Eli Sanders, CC ’99, doesn’t remember much of Kenneth Jackson’s History of the City of New York class.
“I took a really good nap in the back aisle—but I had a really good time on the bike tour,” Sanders, winner of the 2012 Pulitzer Prize for Feature Writing, said via phone on Wednesday.
He also doesn’t remember his Literature Humanities teacher’s name—though he loved the class, as it “forced you to read great stories”—but he does remember the unmentionable things he did in the Spectator office’s dark room as editor in chief in 1998.
Spectator “ate my life in college, but it was really fucking fun,” he said. “Every day you’d show up after class, have dinner and arguments and little triumphs, hopefully maybe a lot of laughs, but usually too few, with a bunch of people who you love and hate and can’t stand and at some point can’t believe you’re not with anymore.”
But Sanders said it’s funny how little has changed.
A Seattle native, he interned at the Seattle Times directly after graduating from Columbia, and after a three-year residency took up bike messengering. That’s still among his favorite jobs, along with being a delivery boy of “a pint of Ben & Jerry’s and a movie and condoms” for the dot-com business Kozmo.
“I knocked on some weird doors answered by some weird people,” Sanders said. In the end, he stuck with journalism, where he still has fun. “Part of what I like about journalism is getting to enter all these corners of the world that you don’t get to enter otherwise.”
After working with the Boston Globe, the New York Times, among others, Sanders settled with Seattle’s The Stranger—a “scrappy little alt-weekly,” as he called it—whose slogan is “Seattle’s Only Newspaper” and whose editor is a sex columnist.
The morning of the Pulitzer Prize announcement, Sanders said he assumed he hadn’t won since he hadn’t received a notification before the results were published. Only after checking the website, showing the page to his editor, and calling someone else to confirm did his win register.
Spectator friends sent him text messages and emails of congratulations upon hearing the announcement. One friend reposted a picture of Sanders—as he writes on his website, “many haircuts ago”—posing with “60 Minutes” journalist Andy Rooney at a Spectator dinner.
“I love that,” he said.
The Stranger is the fifth alternative weekly to win a Pulitzer. The jury called Sanders’ article, “The Bravest Woman in Seattle,” “a haunting story of a woman who survived a brutal attack that took the life of her partner.” The day after the board awarded Sanders the prize, The Stranger wrote that the reaction to the award by the subject of the article was more meaningful than the award itself.
Jennifer Hopper, who remained anonymous until after the piece was published, congratulated him in the office the day of the announcement, saying that she pictured her deceased partner celebrating.
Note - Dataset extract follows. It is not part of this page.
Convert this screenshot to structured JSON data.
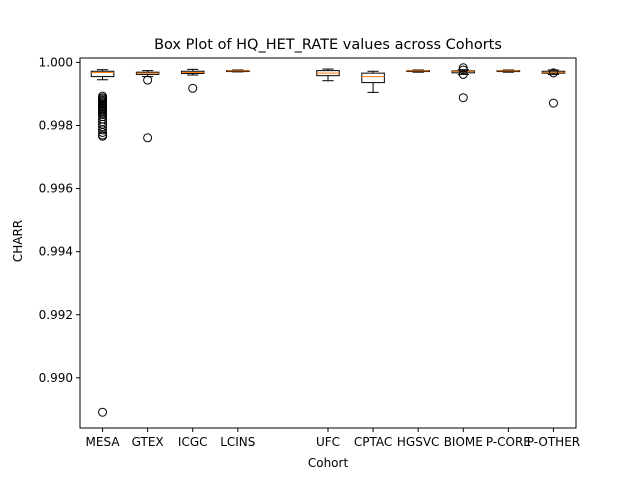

“The reporter-subject relationship is always an unconventional one,” Sanders said. He met her for coffee after the crime in 2009, but since she couldn’t speak to any media during the trial, he said he grew acquainted with her through her testimony. “It was a story that cried out to be written. I didn’t want to let go—I couldn’t let go.”
The heavy material in the case and local nature of the paper forced Sanders and his editor to define what should and should not be said in the piece, a process which Sanders found challenging. Though many comments on his article came from locals who knew those involved, the feature speaks to a wider audience.
Sanders said that while some may have followed the case and forgotten about it, “The Bravest Woman” extracts themes that “can be telling, almost universal issues to explore.”
“The simple fact of her courage … was incredible to watch. Violence, sexual assault, faults in the criminal justice and mental health systems—none of that is unique to Seattle or to the local community,” he said.
Sanders said that he became a journalist to report on stories as compelling as this one, and settled on alt-weekly journalism “to tell the stories that the mainstream media can’t or won’t.” Grateful for the luxury of the long-form, he added, “The world is complicated and it’s hard to describe the world sometimes in a very short story.”
For now, Sanders said he plans to stay at The Stranger. He is in planning stages for his next story.
“I’m pretty well-conditioned at this point to feel like I need to be working. But obviously, this is a great kind of interruption,” he said.